To those still looking for someone to help file their 2019-2020 tax returns, it may just be that you’ll have to make the submission yourself. If this is you, a word of caution: it is very easy to make mistakes – especially when left to the last moment – so here are some tips which might help you with your filing:
If you received any casual income, new interactive guidance is available to check whether the income has to be declared. This might include:
- selling things, maybe online, or at car boot sales and auctions;
- doing casual work, such as gardening, food delivery or babysitting;
- charging for the use of equipment and tools; and
- renting out property or part of your home.
Don’t forget expenses
For employees and directors, make sure you claim tax relief for any job-related expenses which your employer has not reimbursed. With professional fees or subscriptions, remember to include the amount paid during 2019/20, as these usually increase annually.
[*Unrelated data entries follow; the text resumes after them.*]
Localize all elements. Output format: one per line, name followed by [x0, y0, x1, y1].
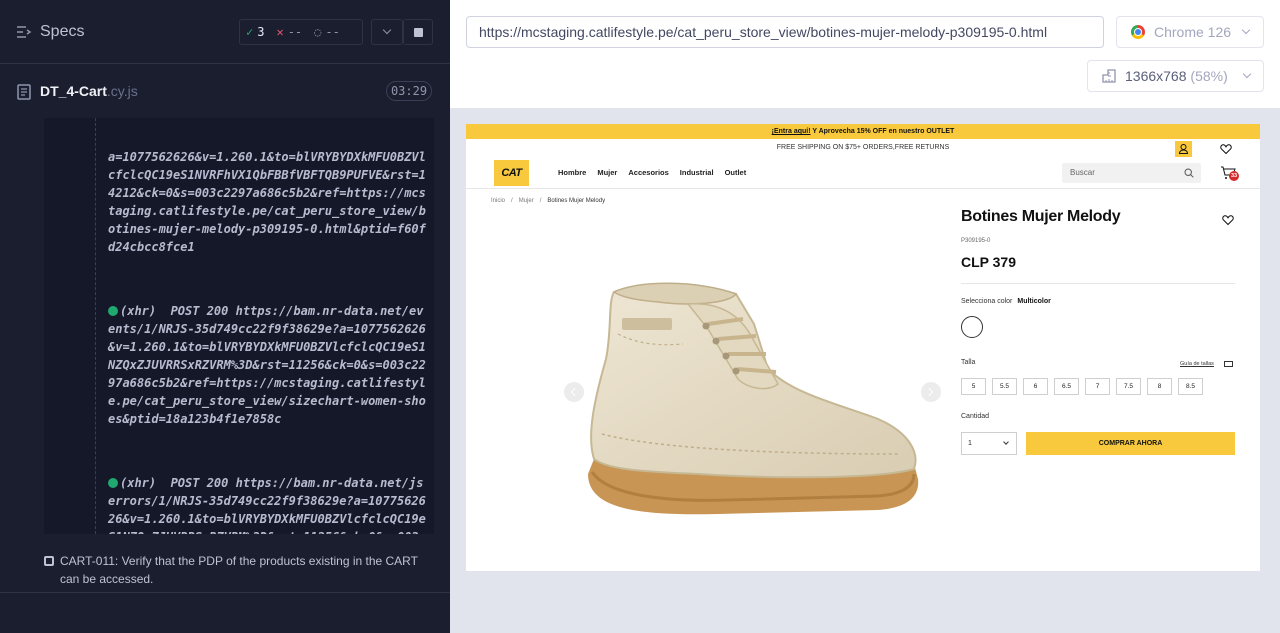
log-entry[interactable]: (xhr) POST 200 https://bam.nr-data.net/e…	[108, 302, 430, 428]
ruler-icon	[1224, 361, 1233, 367]
chevron-down-icon	[1242, 69, 1252, 79]
browser-select[interactable]: Chrome 126	[1116, 16, 1264, 48]
divider	[0, 592, 450, 593]
ruler-icon	[1102, 69, 1116, 83]
file-icon	[17, 84, 31, 100]
stop-button[interactable]	[403, 19, 433, 45]
product-title: Botines Mujer Melody	[961, 208, 1121, 225]
specs-title[interactable]: Specs	[40, 23, 84, 41]
app-under-test: ¡Entra aquí! Y Aprovecha 15% OFF en nues…	[466, 124, 1260, 571]
wishlist-heart-icon[interactable]	[1222, 214, 1234, 226]
nav-item-industrial[interactable]: Industrial	[680, 168, 714, 177]
promo-bar: ¡Entra aquí! Y Aprovecha 15% OFF en nues…	[466, 124, 1260, 139]
test-title: CART-011: Verify that the PDP of the pro…	[60, 554, 418, 586]
passed-count: ✓ 3	[246, 25, 265, 39]
size-option[interactable]: 7.5	[1116, 378, 1141, 395]
spec-file-name: DT_4-Cart.cy.js	[40, 83, 138, 99]
main-nav: Hombre Mujer Accesorios Industrial Outle…	[558, 168, 746, 177]
breadcrumb-separator: /	[539, 198, 542, 204]
command-log[interactable]: a=1077562626&v=1.260.1&to=blVRYBYDXkMFU0…	[44, 118, 434, 534]
breadcrumb: Inicio / Mujer / Botines Mujer Melody	[491, 198, 605, 204]
cart-badge: 33	[1229, 171, 1239, 181]
color-swatch[interactable]	[961, 316, 983, 338]
heart-icon[interactable]	[1220, 143, 1232, 155]
account-button[interactable]	[1175, 141, 1192, 157]
size-option[interactable]: 8.5	[1178, 378, 1203, 395]
chevron-down-icon	[382, 25, 392, 35]
app-preview-panel: https://mcstaging.catlifestyle.pe/cat_pe…	[450, 0, 1280, 633]
nav-item-accesorios[interactable]: Accesorios	[628, 168, 668, 177]
breadcrumb-mujer[interactable]: Mujer	[519, 198, 534, 204]
chevron-right-icon	[924, 387, 934, 397]
size-options: 5 5.5 6 6.5 7 7.5 8 8.5	[961, 378, 1203, 395]
size-option[interactable]: 8	[1147, 378, 1172, 395]
spec-file-row[interactable]: DT_4-Cart.cy.js 03:29	[0, 72, 450, 112]
chevron-left-icon	[570, 387, 580, 397]
nav-item-hombre[interactable]: Hombre	[558, 168, 586, 177]
pending-count: ◌ --	[314, 25, 340, 39]
failed-count: ✕ --	[276, 25, 303, 39]
stop-icon	[414, 28, 423, 37]
size-option[interactable]: 6	[1023, 378, 1048, 395]
size-label: Talla	[961, 359, 976, 366]
chevron-down-icon	[1241, 25, 1251, 35]
log-entry[interactable]: (xhr) POST 200 https://bam.nr-data.net/j…	[108, 474, 430, 534]
color-label: Selecciona color Multicolor	[961, 298, 1051, 305]
test-stats: ✓ 3 ✕ -- ◌ --	[239, 19, 363, 45]
chrome-icon	[1131, 25, 1145, 39]
cat-logo[interactable]: CAT	[494, 160, 529, 186]
product-price: CLP 379	[961, 254, 1016, 270]
size-option[interactable]: 7	[1085, 378, 1110, 395]
url-bar[interactable]: https://mcstaging.catlifestyle.pe/cat_pe…	[466, 16, 1104, 48]
chevron-down-icon	[1003, 439, 1009, 445]
reporter-panel: Specs ✓ 3 ✕ -- ◌ -- DT_4-Cart.cy.js 03:29 a…	[0, 0, 450, 633]
status-dot-icon	[108, 306, 118, 316]
breadcrumb-separator: /	[511, 198, 513, 204]
breadcrumb-inicio[interactable]: Inicio	[491, 198, 505, 204]
spinner-icon: ◌	[314, 25, 322, 39]
buy-now-button[interactable]: COMPRAR AHORA	[1026, 432, 1235, 455]
viewport-select[interactable]: 1366x768 (58%)	[1087, 60, 1264, 92]
divider	[961, 283, 1235, 284]
log-content: a=1077562626&v=1.260.1&to=blVRYBYDXkMFU0…	[108, 118, 430, 534]
check-icon: ✓	[246, 25, 254, 39]
browser-toolbar: https://mcstaging.catlifestyle.pe/cat_pe…	[450, 0, 1280, 108]
breadcrumb-current: Botines Mujer Melody	[547, 198, 606, 204]
shipping-banner: FREE SHIPPING ON $75+ ORDERS,FREE RETURN…	[776, 144, 950, 151]
spec-duration: 03:29	[386, 81, 432, 101]
toggle-auto-scroll-button[interactable]	[371, 19, 403, 45]
user-icon	[1178, 144, 1189, 154]
status-dot-icon	[108, 478, 118, 488]
test-item[interactable]: CART-011: Verify that the PDP of the pro…	[0, 546, 450, 592]
specs-list-icon	[17, 26, 32, 38]
divider	[466, 188, 1260, 189]
log-entry[interactable]: a=1077562626&v=1.260.1&to=blVRYBYDXkMFU0…	[108, 148, 430, 256]
test-status-icon	[44, 556, 54, 566]
product-sku: P309195-0	[961, 238, 991, 244]
product-image	[588, 282, 919, 515]
log-indent-line	[95, 118, 96, 534]
size-option[interactable]: 5.5	[992, 378, 1017, 395]
size-guide-link[interactable]: Guía de tallas	[1180, 361, 1214, 367]
search-input[interactable]: Buscar	[1062, 163, 1201, 183]
search-icon[interactable]	[1184, 168, 1194, 178]
nav-item-mujer[interactable]: Mujer	[597, 168, 617, 177]
specs-header: Specs ✓ 3 ✕ -- ◌ --	[0, 0, 450, 64]
carousel-next-button[interactable]	[921, 382, 941, 402]
nav-item-outlet[interactable]: Outlet	[725, 168, 747, 177]
size-option[interactable]: 5	[961, 378, 986, 395]
quantity-select[interactable]: 1	[961, 432, 1017, 455]
x-icon: ✕	[276, 25, 284, 39]
size-option[interactable]: 6.5	[1054, 378, 1079, 395]
carousel-prev-button[interactable]	[564, 382, 584, 402]
quantity-label: Cantidad	[961, 413, 990, 420]
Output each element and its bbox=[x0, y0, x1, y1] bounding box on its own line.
Where your own car, motorcycle or bicycle is used for work, a deduction can be claimed based on HMRC approved mileage rates. Remember that travel to and from work only counts if it’s to temporary workplaces.
If you have been required to work from home due to Covid-19 or otherwise, you can claim £4 a week for 2019/20 to cover the additional cost.
Don’t forget income
For employees and directors, don’t forget to include any taxable benefits listed on your P11D if not automatically included by HMRC. Include interest and dividends received, although you can ignore ISA income.
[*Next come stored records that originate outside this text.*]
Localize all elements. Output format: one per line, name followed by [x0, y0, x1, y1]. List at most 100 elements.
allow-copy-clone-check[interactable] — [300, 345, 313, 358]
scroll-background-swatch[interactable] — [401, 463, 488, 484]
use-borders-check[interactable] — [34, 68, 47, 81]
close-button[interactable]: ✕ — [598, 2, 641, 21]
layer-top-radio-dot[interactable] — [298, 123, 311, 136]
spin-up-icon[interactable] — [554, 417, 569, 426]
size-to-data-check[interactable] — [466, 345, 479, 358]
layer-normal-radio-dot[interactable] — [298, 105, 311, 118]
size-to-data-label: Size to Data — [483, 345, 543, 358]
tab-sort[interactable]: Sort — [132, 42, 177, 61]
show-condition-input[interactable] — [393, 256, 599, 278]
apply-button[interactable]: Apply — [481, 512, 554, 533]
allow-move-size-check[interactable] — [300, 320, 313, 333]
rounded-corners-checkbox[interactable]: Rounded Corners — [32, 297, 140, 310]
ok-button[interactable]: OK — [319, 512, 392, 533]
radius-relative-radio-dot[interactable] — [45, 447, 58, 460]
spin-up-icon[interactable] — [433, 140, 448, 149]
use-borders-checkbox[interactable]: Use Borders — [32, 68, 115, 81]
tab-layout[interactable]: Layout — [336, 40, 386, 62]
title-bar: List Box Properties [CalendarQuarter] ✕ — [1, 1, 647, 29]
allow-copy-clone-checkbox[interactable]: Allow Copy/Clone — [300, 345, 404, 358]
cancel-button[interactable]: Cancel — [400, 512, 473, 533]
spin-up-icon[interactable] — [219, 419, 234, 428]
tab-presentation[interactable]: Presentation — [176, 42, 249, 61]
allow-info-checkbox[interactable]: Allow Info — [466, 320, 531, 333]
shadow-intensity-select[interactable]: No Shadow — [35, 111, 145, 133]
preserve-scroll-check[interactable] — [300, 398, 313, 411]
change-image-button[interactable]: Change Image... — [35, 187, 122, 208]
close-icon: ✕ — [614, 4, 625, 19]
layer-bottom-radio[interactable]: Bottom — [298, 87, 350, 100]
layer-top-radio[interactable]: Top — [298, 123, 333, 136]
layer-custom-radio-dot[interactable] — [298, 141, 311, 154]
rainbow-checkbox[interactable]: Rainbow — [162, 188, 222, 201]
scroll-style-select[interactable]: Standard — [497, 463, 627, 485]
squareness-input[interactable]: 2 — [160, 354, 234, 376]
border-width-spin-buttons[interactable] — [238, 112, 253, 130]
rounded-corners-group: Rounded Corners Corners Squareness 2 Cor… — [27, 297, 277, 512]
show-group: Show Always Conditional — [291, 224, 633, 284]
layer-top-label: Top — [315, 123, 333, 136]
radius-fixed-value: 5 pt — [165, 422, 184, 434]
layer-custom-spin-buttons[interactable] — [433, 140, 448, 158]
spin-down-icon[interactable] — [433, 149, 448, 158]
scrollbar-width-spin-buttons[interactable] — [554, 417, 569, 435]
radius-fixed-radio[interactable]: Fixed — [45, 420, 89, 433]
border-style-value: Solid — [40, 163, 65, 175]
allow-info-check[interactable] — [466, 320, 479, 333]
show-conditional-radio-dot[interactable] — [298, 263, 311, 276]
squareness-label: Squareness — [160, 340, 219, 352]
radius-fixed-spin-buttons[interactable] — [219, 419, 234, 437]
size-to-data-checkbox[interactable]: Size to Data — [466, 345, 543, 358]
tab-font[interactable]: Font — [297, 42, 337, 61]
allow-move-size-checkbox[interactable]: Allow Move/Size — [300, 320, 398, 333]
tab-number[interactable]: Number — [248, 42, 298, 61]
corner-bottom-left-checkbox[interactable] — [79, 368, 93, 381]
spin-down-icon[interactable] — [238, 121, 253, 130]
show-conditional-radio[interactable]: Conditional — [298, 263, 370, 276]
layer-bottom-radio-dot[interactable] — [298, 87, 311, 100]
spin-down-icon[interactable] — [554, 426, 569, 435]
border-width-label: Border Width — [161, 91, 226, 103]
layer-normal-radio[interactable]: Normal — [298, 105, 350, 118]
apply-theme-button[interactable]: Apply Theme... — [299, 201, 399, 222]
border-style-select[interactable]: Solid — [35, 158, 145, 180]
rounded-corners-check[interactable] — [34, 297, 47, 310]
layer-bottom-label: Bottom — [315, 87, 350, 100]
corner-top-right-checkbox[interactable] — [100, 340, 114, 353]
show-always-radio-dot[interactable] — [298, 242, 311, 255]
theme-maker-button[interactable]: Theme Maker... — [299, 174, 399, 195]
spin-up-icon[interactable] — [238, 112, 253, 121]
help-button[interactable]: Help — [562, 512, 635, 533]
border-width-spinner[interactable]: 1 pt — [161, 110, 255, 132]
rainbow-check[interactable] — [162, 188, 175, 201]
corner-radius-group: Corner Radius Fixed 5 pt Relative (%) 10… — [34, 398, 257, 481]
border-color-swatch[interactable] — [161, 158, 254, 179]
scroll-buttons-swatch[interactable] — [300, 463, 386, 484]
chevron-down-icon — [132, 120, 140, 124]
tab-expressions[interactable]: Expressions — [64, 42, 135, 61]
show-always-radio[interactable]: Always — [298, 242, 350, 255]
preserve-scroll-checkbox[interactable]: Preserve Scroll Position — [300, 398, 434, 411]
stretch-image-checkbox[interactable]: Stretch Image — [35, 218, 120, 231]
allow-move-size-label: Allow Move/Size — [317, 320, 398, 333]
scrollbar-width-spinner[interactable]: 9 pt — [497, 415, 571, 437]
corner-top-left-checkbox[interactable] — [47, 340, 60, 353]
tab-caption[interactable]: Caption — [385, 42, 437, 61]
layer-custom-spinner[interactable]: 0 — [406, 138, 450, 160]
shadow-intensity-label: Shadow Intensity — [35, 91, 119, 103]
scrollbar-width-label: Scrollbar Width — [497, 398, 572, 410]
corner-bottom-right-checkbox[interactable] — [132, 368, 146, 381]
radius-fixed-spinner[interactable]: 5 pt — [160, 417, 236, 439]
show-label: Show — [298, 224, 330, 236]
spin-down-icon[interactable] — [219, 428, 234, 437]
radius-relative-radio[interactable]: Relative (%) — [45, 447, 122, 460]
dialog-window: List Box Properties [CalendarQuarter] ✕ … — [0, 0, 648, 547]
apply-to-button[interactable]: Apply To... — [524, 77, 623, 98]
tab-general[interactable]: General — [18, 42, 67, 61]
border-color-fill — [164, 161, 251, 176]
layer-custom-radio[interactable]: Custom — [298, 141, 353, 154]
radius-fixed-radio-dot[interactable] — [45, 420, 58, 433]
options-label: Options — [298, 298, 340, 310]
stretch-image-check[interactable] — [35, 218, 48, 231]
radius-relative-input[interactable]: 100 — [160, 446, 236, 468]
However, for the self-employed, none of the Covid-19 grants paid so far are to be included for 2019/20. It’s now too late to have any tax due collected via your PAYE coding, so make sure you are set up ready to pay HMRC by 31 January.
At the time of writing, it has been reported that HMRC are going to waive fines for anyone who files late this year if the delay is due to Covid-19. Any fines may be waived if you explain how you were affected in your appeal. You must still make the return or payment as soon as you can. The Chancellor is also apparently considering extending the filing deadline for everybody, moving it from 31 January to 31 March, although this has not yet been confirmed.
HMRC provides live webinars on how to complete your tax return, although the sessions covering employment and self-employment are only available just before the filing deadline. Registration details can be found on their website.